Mekanisme Terjadinya Andropause

www.sehatfresh.com

SehatFresh.com – Tidak berbeda dengan wanita, pria juga mengalami penurunan fungsi hormon dan fungsi tubuh. Keadaan pada wanita seperti ini disebut dengan menopause, sedangkan pada pria disebut dengan andropause. Andropause adalah kondisi pria diatas usia tengah baya yang memiliki kumpulan gejala dan keluhan mirip dengan menopause pada wanita.

Istilah andropause berasal dari bahasa Yunani, Andro artinya pria sedangkan Pause artinya perhentian. Secara harfiah definisi andropause adalah berhentinya fungsi fisiologis pada pria. Produksi hormon estrogen dan siklus haid akan berhenti dengan cara yang relatif mendadak, pada pria penurunan produksi spermatozoa. Hormon testosteron dan hormon-hormon lainnya sedemikian perlahan.

Mekanisme terjadinya andropause adalah menurunnya fungsi sistem reproduksi pria yang menyebabkan penurunan kadar testosteron sampai dibawah angka normal. Hormon yang turun pada masa andropause tidak hanya testosteron saja, melainkan penurunan multi hormonal yaitu hormon DHEA, DHEAS, Melantonin, Growth Hormon, dan IGFs (Insulin like growth factors).

Banyak pakar menyebut andropause dengan sebutan lain, seperti Adrenopause (defisiensi DHEA/ DHEAS), Somatopause (defisiensi GH/ Insulin like Growth Factor), PTDAM (Partial Testosteron Deficiency in Aging Male), PADAM (Partial Androgen Deficiency in Aging Male), Viropause, Climacterium pada pria, dan sebagainya.

Biasanya pria mulai khawatir ketika hasrat dan kemampuan seksual mereka semakin menurun dari waktu ke waktu. Keluhan atau gejala-gejala pada andropause tidak terjadi sekaligus dan bisa terjadi pada umur yang sangat bervarisi. Ada gejala lain yang umumnya timbul. Pria yang mengalami kondisi ini akan merasakan penurunan dalam energi, kemampuan bekerja dan olahraga, berkurangnya gairah seksual dan ereksi, berkurangnya masa otot dan tulang, berkurangnya kemampuan konsentrasi dan kenyamanan hidup, meningkatnya massa lemak terutama di daerah perut, sampai terganggunya siklus tidur.

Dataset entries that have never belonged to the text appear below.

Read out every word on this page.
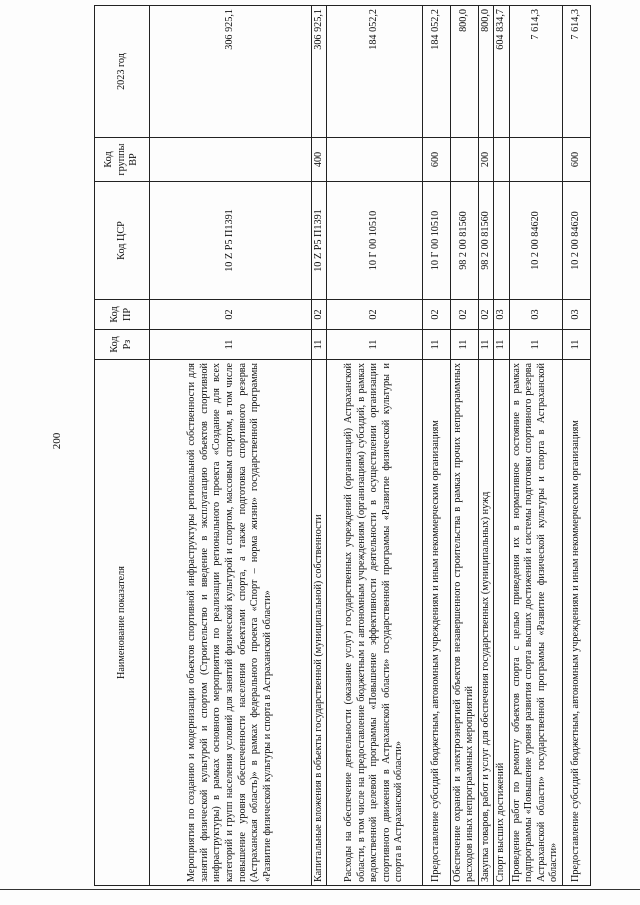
200
Наименование показателя	Код Рз	Код ПР	Код ЦСР	Код группы ВР	2023 год
Мероприятия по созданию и модернизации объектов спортивной инфраструктуры региональной собственности для занятий физической культурой и спортом (Строительство и введение в эксплуатацию объектов спортивной инфраструктуры) в рамках основного мероприятия по реализации регионального проекта «Создание для всех категорий и групп населения условий для занятий физической культурой и спортом, массовым спортом, в том числе повышение уровня обеспеченности населения объектами спорта, а также подготовка спортивного резерва (Астраханская область)» в рамках федерального проекта «Спорт – норма жизни» государственной программы «Развитие физической культуры и спорта в Астраханской области»	11	02	10 Z P5 П1391		306 925,1
Капитальные вложения в объекты государственной (муниципальной) собственности	11	02	10 Z P5 П1391	400	306 925,1
Расходы на обеспечение деятельности (оказание услуг) государственных учреждений (организаций) Астраханской области, в том числе на предоставление бюджетным и автономным учреждениям (организациям) субсидий, в рамках ведомственной целевой программы «Повышение эффективности деятельности в осуществлении организации спортивного движения в Астраханской области» государственной программы «Развитие физической культуры и спорта в Астраханской области»	11	02	10 Г 00 10510		184 052,2
Предоставление субсидий бюджетным, автономным учреждениям и иным некоммерческим организациям	11	02	10 Г 00 10510	600	184 052,2
Обеспечение охраной и электроэнергией объектов незавершенного строительства в рамках прочих непрограммных расходов иных непрограммных мероприятий	11	02	98 2 00 81560		800,0
Закупка товаров, работ и услуг для обеспечения государственных (муниципальных) нужд	11	02	98 2 00 81560	200	800,0
Спорт высших достижений	11	03			604 834,7
Проведение работ по ремонту объектов спорта с целью приведения их в нормативное состояние в рамках подпрограммы «Повышение уровня развития спорта высших достижений и системы подготовки спортивного резерва Астраханской области» государственной программы «Развитие физической культуры и спорта в Астраханской области»	11	03	10 2 00 84620		7 614,3
Предоставление субсидий бюджетным, автономным учреждениям и иным некоммерческим организациям	11	03	10 2 00 84620	600	7 614,3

Pria yang mengalami andropause tentu memerlukan pengobatan kalau ingin kualitas hidupnya tetap baik. Tentu Anda harus berkonsultasi dan menjalani pemeriksaan oleh dokter. Banyak pria yang tidak menyadari bahwa telah memasuki kondisi andropause.

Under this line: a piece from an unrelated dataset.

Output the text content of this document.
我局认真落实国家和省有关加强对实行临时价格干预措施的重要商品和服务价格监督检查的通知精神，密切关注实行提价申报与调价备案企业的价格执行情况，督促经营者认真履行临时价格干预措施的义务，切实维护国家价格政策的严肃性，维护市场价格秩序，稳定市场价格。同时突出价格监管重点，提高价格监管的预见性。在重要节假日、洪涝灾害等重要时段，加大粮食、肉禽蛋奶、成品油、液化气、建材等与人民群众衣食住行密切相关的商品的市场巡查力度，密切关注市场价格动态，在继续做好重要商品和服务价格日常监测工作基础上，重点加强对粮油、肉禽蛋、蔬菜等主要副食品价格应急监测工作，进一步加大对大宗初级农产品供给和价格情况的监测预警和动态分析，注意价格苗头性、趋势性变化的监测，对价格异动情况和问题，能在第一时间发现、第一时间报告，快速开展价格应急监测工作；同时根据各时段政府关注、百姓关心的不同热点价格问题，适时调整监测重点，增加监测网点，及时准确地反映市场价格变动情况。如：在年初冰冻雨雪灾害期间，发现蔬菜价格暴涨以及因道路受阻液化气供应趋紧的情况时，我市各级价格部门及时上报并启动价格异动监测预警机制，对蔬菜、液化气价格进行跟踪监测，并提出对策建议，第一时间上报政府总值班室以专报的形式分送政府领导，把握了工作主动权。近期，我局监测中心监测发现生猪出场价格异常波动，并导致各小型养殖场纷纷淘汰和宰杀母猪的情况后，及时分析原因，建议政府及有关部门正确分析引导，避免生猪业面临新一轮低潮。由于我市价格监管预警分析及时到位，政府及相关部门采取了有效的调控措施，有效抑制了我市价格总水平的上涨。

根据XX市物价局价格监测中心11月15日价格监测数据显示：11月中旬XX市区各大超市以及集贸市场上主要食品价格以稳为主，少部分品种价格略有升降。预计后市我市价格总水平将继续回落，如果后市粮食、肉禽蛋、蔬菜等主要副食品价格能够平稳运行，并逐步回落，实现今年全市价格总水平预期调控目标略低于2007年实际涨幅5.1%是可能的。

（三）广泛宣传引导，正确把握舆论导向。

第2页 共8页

Andropause umumnya dimulai pada umur 50-60 tahun. Andropause terjadi karena adanya penurunan hormon berbeda dengan wanita pada saat menopause yang mengalami penurunan hormon secara drastis, pada andropause hormon turun secara perlahan. Ketika wanita memasuki menopause sudah tidak mempunyai sel telur, pada pria sperma tetap masih ada meskipun jumlah dan kualitasnya berkurang, terlebih jika dibantu dengan terapi sulih hormon testosteron.

Kondisi andropause yang membuat kemampuan dalam berhubungan seksual menurun tetapi sperma masih tetap ada dan masih bisa menghamili seorang wanita membuat kebanyakan pria tertantang untuk membuktikan diri bahwa dirinya masih menarik di mata wanita dan masih jantan di tempat tidur.

Tidak heran keadaan ini sering disebut dengan istilah puber kedua, puber ketiga, atau pubertas terbalik, yang sebenarnya merupakan istilah lain dari pria yang mulai memasuki masa andropause.